Monday, May. 27, 1974

As the Ma'alot schoolhouse massacre in Israel and the retaliatory air strikes in Lebanon shook the Middle East last week while Secretary of State Henry Kissinger was trying to negotiate peace, TIME'S bureaus deployed on both sides of hostile borders. In Israel, the Jerusalem bureau's David Halevy and Photographer David Rubinger raced to Ma'alot. For an eyewitness report at the climax of a day's excruciating vigil, Halevy moved into the school building with a wave of Israeli paratroopers. Says Halevy, who was wounded in the October war: "I have seen many terrible scenes as a soldier and as a journalist. But I have never seen anything as bad as Ma'alot." Bureau Chief William F. Marmon Jr., a former TIME Viet Nam War correspondent, spoke with Israeli officials, who recounted the events leading to the Ma'alot tragedy and discussed its impact on the Kissinger mission. Correspondent Marlin Levin, who has reported on four Middle East wars since 1947, weighed the public reaction and the continuing instability of Israel's government.

To the north, Beirut Bureau Chief Karsten Prager, also a former Viet Nam War correspondent, rose from a sickbed with a 102DEG fever to direct the bureau's work and write comprehensive files on the Palestinian liberation movement and the political repercussions of the week's violence. Photographer Eddie Adams headed to 'Ain el Hilweh, a refugee camp that had been hit by Israeli planes, where he was guarded closely by armed commandos.

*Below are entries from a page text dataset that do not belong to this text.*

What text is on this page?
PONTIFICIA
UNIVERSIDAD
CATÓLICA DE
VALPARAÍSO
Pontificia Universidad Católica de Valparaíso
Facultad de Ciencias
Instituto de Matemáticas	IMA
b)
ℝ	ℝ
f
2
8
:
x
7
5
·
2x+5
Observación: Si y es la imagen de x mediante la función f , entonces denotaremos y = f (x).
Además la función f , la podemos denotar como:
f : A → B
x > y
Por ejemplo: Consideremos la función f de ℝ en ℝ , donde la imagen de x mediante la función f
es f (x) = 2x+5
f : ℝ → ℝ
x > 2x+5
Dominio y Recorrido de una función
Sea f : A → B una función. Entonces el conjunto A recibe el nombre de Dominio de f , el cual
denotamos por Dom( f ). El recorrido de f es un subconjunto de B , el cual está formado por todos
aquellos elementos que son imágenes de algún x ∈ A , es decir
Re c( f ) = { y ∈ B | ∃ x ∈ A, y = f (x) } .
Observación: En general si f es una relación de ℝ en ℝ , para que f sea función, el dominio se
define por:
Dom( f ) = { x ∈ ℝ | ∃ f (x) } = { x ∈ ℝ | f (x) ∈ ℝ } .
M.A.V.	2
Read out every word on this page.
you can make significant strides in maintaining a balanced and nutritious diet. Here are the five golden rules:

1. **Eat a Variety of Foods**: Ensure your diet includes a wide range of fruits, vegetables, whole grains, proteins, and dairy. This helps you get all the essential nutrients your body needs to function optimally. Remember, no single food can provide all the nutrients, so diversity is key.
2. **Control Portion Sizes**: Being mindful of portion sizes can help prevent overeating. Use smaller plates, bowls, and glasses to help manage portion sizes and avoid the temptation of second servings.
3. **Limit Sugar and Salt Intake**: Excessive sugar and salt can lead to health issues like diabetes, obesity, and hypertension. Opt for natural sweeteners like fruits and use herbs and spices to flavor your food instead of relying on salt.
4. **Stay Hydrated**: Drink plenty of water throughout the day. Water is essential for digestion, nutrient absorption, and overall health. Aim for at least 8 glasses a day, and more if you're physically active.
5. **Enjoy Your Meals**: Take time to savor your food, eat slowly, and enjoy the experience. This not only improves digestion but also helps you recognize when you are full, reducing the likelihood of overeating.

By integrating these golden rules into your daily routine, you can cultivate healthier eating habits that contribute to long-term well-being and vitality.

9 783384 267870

Correspondent William Stewart, a journalistic veteran of Viet Nam and India-Pakistan combat, also visited 'Ain el Hilweh with TIME'S Abu Said. They poked through the ruins and talked with bitter but resolute Palestinians.

One of the few men who saw both sides was TIME'S State Department correspondent John Mulliken, visiting the area with Kissinger for the fourth time in six months. On successive days the Syrians and the Israelis escorted Mulliken on inspections of the front. Then he rejoined the Kissinger party in time to report on the Secretary's further progress toward peace in the troubled Middle East.